From the Navigli to Brera: A Neighbourhood-by-Neighbourhood Toll

Along the Alzaia Naviglio Grande, several independent photographers who shoot interiors and fashion editorials say they first noticed the problem through reverse-image searches that turned up their work on overseas e-commerce aggregators. One Brera-based graphic design studio, which asked not to be named because it is in active dispute with a platform operator, said it identified more than 40 instances of duplicated product imagery across three separate marketplaces in a six-month window ending in May 2026. The studio's clients included boutique hoteliers near Corso Como and artisan furniture makers in the Zona Tortona design quarter.

The Associazione Fotografi Professionisti Italiani, which maintains a register of professional image creators across Lombardy, has been fielding a growing number of member complaints related to online image duplication since 2024. Italy's copyright framework under the Legge sul Diritto d'Autore — Law 633 of 1941, as repeatedly amended — does assign originality protections to photographs meeting a creativity threshold, but enforcement against foreign platforms remains cumbersome and slow.
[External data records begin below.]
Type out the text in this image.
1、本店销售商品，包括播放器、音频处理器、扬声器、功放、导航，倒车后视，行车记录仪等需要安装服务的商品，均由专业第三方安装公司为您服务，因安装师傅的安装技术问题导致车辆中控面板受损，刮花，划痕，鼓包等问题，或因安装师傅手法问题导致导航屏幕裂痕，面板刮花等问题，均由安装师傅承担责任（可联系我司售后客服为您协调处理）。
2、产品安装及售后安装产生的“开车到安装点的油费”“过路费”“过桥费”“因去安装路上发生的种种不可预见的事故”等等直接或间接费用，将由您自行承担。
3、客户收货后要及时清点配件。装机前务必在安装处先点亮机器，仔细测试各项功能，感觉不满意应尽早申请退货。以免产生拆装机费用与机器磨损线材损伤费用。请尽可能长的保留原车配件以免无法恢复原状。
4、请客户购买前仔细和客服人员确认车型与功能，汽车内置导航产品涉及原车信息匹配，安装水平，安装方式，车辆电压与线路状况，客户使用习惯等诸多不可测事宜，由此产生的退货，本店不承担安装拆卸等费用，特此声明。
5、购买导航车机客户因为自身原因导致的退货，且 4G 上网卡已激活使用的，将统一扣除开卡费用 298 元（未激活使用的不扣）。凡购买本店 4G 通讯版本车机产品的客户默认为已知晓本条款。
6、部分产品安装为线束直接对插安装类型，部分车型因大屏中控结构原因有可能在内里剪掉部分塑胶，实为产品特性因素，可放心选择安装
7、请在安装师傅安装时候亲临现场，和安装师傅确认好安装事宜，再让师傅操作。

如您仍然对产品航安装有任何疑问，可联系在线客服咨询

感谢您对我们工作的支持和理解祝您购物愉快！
Filing a formal takedown request through standard channels can take weeks, by which time a product campaign may already be over.

The Camera Nazionale della Moda Italiana, headquartered in Via Gerolamo Morone, has acknowledged image integrity as part of its broader digital authenticity work, though the organisation has not published specific figures on duplication incidents among its member brands. Several smaller labels that show during Milan Fashion Week — held at venues including the Fiera Milano exhibition complex in Rho and the Triennale di Milano — say they have moved to watermarking and metadata embedding as a first line of defence, at an additional production cost they estimate at between €200 and €600 per campaign shoot.
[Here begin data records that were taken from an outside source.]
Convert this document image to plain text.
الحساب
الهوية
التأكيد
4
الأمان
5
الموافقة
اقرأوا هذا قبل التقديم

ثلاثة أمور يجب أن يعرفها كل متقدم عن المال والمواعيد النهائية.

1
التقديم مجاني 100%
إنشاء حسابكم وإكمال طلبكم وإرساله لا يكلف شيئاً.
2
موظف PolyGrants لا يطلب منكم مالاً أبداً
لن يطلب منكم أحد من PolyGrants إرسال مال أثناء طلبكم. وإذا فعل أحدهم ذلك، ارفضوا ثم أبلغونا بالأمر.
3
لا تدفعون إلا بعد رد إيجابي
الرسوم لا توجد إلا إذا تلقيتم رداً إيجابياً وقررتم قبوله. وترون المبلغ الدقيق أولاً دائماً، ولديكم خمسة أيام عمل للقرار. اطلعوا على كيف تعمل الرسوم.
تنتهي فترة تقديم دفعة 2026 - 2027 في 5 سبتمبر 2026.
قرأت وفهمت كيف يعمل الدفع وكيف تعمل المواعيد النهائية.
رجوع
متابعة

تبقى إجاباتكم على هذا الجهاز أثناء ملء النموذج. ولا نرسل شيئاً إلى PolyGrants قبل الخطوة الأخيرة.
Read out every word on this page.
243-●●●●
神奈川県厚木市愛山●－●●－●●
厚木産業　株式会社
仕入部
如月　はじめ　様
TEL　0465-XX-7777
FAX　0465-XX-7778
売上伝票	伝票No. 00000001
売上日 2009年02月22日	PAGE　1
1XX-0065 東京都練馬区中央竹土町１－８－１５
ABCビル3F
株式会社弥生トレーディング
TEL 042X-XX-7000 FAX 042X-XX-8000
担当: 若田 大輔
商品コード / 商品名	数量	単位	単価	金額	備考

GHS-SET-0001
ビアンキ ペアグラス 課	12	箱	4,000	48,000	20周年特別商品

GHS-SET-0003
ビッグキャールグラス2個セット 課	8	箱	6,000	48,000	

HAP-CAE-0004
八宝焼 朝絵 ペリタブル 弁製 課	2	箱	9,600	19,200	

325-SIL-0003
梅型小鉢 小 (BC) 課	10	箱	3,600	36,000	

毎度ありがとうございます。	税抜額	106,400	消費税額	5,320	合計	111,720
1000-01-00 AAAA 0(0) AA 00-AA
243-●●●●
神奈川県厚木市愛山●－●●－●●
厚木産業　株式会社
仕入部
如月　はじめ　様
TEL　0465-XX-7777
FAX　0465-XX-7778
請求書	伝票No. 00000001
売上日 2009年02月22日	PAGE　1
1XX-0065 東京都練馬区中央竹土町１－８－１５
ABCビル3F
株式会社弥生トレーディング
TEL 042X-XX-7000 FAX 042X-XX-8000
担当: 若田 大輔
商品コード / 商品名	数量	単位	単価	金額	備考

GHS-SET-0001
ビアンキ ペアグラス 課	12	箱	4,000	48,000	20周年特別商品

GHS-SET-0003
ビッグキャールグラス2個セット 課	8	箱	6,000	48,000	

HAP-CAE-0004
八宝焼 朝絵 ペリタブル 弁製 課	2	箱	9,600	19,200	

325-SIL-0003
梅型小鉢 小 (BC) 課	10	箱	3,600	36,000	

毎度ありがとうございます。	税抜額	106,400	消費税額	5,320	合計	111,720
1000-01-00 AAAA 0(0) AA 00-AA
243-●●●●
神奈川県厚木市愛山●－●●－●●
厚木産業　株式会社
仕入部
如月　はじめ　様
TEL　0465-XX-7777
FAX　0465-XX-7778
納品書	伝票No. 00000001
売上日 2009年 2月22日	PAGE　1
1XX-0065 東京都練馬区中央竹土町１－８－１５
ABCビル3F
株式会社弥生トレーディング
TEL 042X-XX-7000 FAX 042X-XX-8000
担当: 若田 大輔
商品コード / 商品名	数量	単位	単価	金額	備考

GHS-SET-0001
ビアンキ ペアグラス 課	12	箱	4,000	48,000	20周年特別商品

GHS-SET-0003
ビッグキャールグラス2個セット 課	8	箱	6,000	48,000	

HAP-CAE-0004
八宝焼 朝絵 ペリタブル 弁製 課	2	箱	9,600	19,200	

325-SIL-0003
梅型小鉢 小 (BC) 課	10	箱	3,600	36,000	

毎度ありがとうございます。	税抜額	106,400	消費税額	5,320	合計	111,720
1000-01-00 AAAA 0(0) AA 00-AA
What Comes Next, and What Creatives Are Demanding

Practically speaking, the options available to affected parties in Milan today break into three tiers. The fastest route is a direct Digital Millennium Copyright Act or equivalent notice to the hosting platform — effective for US-based services, patchier elsewhere. The second is Italy's Autorità per le Garanzie nelle Comunicazioni, or AGCOM, which has takedown powers under domestic law but whose processes were designed primarily for audiovisual piracy rather than still-image duplication at scale. The third, litigation, is prohibitively expensive for the freelance photographer working out of a studio on Via Tortona.

Community members gathered at a May workshop organised by Fondazione Giangiacomo Feltrinelli in Viale Pasubio pushed for a dedicated regional reporting mechanism under the Lombardy Digital Agenda, currently under review by the Regione Lombardia. The proposal would create a fast-track administrative channel specifically for creative intellectual property disputes, with a target resolution window of 15 working days. No formal commitment has yet been made.
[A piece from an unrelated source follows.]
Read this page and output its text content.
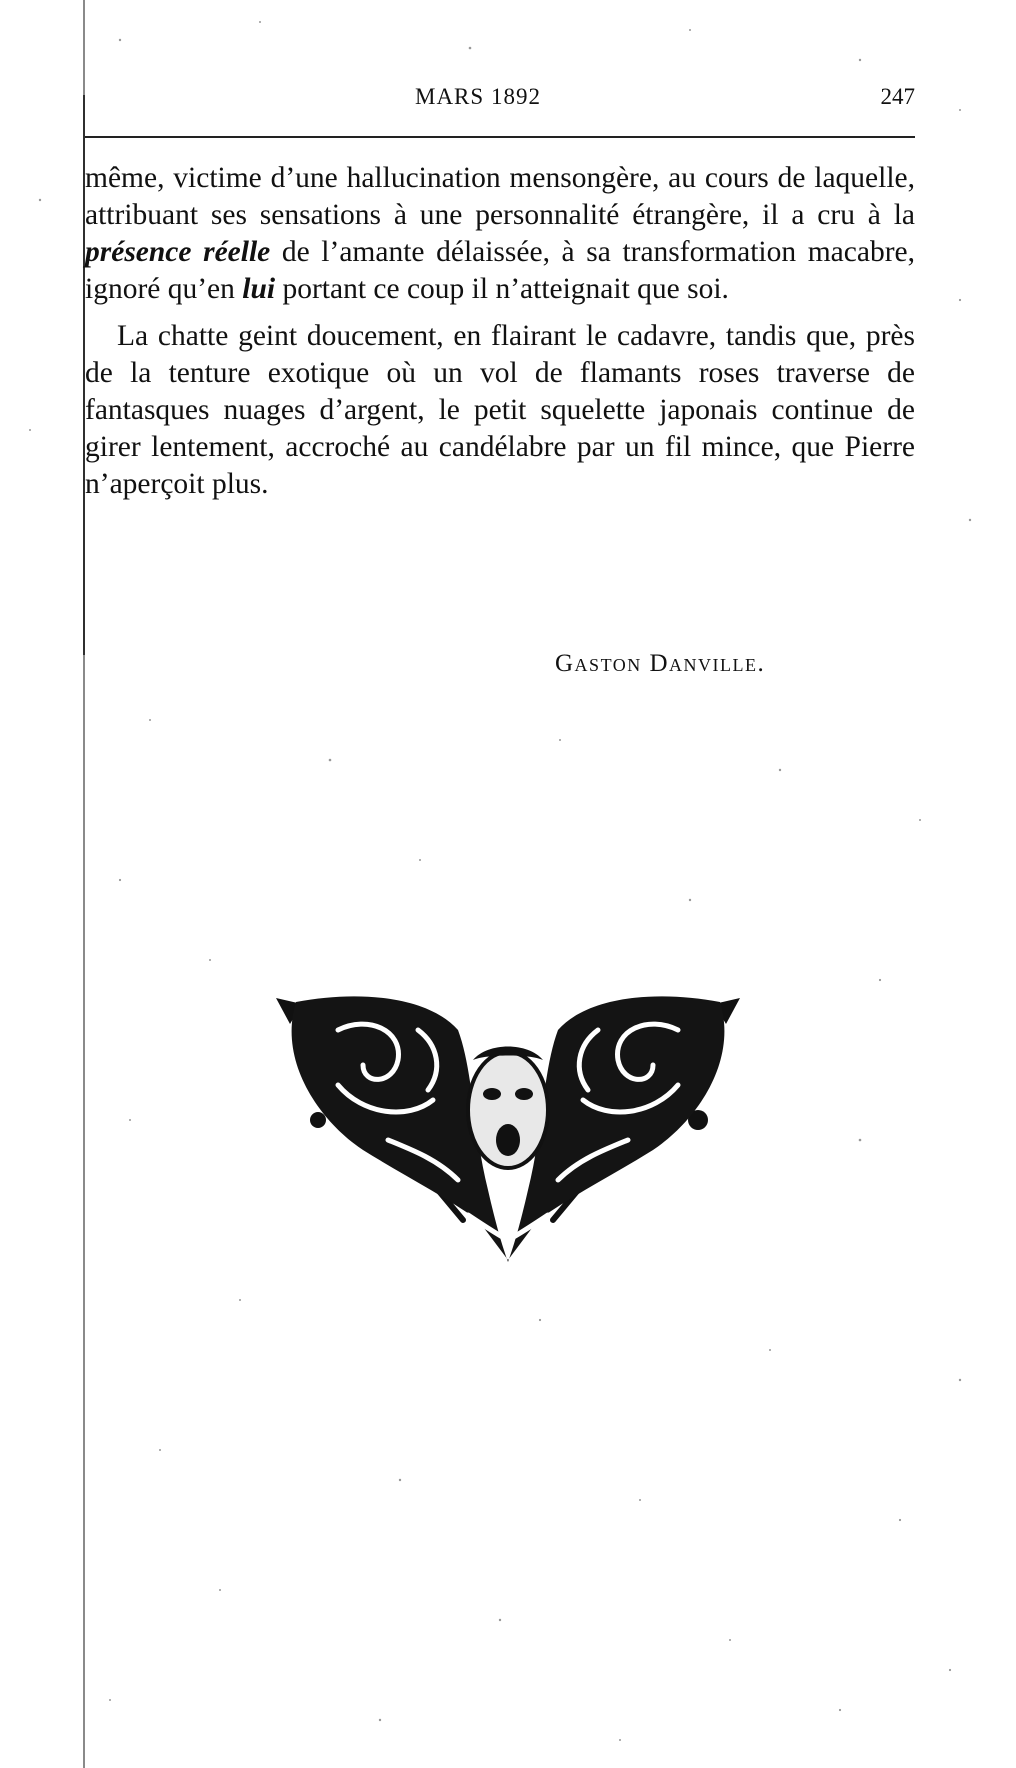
MARS 1892	247

même, victime d’une hallucination mensongère, au cours de laquelle, attribuant ses sensations à une personnalité étrangère, il a cru à la présence réelle de l’amante délaissée, à sa transformation macabre, ignoré qu’en lui portant ce coup il n’atteignait que soi.

La chatte geint doucement, en flairant le cadavre, tandis que, près de la tenture exotique où un vol de flamants roses traverse de fantasques nuages d’argent, le petit squelette japonais continue de girer lentement, accroché au candélabre par un fil mince, que Pierre n’aperçoit plus.

Gaston Danville.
For now, the practical advice circulating among Milan's affected creative community is blunt: register every significant image with the SIAE, Italy's copyright collecting society, before publication; embed XMP metadata including creator name, date and usage rights in every file; and run weekly reverse-image checks using tools such as TinEye or Google Images. It is labour no one budgeted for, and it adds up fast when you are trying to build a portfolio, not just protect one.